Uh-oh. Looks like the title of James Frey’s rehab memoir — A Million Little Pieces — may end up being an apt description of his reputation. On the heels of allegations that he fabricated significant portions of his book — which is supposed to be an account of his life before and during rehab for alcohol and crack cocaine addiction — Random House, his publisher is offering refunds to readers.
Readers calling Random House’s customer service line to complain on Wednesday were told that if the book was bought directly from the publisher it could be returned for a full refund. Those who bought the book at a bookstore were told to try to return it to the store where it was bought.
"If the book was bought directly from us we will refund the purchase price in full," one Random House customer service agent told Reuters, noting readers would have to return the book with the original invoice. "If you bought it at a book store, we ask that you return the book to the book store."
Wow. Well, I didn’t buy it from the publisher, so I guess I’m stuck with my copy. Frey is going on Larry King tonight to defend the book, and himself I guess.
Given my own reaction to the book and the reflection it caused on my part, I kind of wonder if it matters whether everything in it was true or not. But then I reconsider and thing maybe it does, if you’re claiming to tell your life story. Naturally people embroider a bit on the truth in their memoirs, but making up events that never happened or recasting and reframing actual events involving others seems to be asking for trouble, particularly in an age when anyone with an internet connection, time, and resources can research just about anyone or anything for themselves.
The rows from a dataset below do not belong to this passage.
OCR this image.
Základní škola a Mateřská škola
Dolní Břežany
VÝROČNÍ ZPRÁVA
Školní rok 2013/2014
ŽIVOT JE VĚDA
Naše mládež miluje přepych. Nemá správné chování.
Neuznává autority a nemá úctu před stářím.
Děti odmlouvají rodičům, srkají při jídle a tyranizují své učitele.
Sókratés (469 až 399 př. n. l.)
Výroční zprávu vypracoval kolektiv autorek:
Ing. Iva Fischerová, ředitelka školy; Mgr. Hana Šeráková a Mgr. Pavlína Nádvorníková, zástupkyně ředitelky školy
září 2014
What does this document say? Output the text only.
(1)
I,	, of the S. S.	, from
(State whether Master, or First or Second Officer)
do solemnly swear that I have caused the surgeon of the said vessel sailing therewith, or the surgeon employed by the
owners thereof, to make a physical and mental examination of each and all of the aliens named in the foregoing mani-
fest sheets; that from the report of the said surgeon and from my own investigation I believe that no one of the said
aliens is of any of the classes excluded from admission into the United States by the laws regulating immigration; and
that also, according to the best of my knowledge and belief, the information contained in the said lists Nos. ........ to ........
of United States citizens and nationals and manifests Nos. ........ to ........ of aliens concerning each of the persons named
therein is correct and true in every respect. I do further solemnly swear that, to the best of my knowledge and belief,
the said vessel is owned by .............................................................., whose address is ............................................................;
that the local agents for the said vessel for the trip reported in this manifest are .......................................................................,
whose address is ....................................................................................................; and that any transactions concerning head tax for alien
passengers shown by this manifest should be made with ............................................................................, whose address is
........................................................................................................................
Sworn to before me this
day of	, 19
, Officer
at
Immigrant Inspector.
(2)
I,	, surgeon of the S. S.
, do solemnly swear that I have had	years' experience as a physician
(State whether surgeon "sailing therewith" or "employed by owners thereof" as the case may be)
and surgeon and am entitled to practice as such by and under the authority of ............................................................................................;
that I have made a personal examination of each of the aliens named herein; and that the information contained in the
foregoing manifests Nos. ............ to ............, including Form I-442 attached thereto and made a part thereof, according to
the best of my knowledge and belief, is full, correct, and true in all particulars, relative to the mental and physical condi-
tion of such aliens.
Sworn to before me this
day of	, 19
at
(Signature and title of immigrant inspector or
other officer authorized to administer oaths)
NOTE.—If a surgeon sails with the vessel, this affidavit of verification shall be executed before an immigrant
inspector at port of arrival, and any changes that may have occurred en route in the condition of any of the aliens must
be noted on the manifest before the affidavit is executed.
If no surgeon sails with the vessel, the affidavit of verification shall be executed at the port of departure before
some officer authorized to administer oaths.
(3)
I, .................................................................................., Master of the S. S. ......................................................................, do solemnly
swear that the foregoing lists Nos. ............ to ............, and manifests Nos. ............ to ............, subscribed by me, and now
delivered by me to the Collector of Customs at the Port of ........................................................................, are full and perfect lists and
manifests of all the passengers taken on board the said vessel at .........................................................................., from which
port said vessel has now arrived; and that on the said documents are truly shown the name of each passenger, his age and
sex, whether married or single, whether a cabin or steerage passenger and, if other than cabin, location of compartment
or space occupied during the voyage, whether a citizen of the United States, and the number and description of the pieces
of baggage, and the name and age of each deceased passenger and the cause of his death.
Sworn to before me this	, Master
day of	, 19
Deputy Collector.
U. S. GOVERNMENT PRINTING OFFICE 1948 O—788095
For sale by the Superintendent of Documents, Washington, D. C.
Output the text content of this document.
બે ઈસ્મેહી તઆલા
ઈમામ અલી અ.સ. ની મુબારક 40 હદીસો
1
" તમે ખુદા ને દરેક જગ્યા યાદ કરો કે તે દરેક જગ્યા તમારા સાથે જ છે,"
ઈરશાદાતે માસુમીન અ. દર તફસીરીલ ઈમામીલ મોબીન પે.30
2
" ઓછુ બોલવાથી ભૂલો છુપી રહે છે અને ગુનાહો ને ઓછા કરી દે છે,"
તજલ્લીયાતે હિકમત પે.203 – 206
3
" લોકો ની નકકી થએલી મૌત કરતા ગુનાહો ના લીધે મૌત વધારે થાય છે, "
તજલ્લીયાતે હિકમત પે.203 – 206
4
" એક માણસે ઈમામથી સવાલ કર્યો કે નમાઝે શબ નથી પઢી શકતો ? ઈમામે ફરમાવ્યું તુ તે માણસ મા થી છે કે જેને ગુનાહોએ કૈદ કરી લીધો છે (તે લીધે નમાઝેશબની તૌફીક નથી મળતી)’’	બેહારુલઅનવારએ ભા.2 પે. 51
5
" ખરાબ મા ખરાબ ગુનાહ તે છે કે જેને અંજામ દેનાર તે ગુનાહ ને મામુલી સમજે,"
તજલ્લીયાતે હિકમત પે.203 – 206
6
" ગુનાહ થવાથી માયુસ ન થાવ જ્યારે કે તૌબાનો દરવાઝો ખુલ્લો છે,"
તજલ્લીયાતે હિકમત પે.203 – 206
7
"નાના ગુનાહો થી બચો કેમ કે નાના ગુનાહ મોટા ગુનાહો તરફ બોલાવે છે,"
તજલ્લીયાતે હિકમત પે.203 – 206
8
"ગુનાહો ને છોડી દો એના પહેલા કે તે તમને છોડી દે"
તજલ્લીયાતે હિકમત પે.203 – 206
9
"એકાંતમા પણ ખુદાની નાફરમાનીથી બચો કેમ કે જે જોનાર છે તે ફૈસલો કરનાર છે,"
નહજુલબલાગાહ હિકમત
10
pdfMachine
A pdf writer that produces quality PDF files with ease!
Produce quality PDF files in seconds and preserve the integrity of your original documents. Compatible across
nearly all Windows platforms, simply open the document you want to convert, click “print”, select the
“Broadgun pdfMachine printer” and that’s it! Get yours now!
Fortunately, the book I wrote for NaNoWriMo (currently in its first revision) is complete fiction. So, if it ever gets published and Oprah should call I don’t think I’ll have anything to worry about. And, yes, on the outside chance that I end up getting published and on Oprah’s book list, I’m so not to much of a snob to accept the offer. I stick the "O" stickers on the book jackets myself. "Oprah Author" = Bestseller, after all. Just don’t write fiction and claim it’s your biography.
Besides, I have a blog. Why would I need to write my memoirs?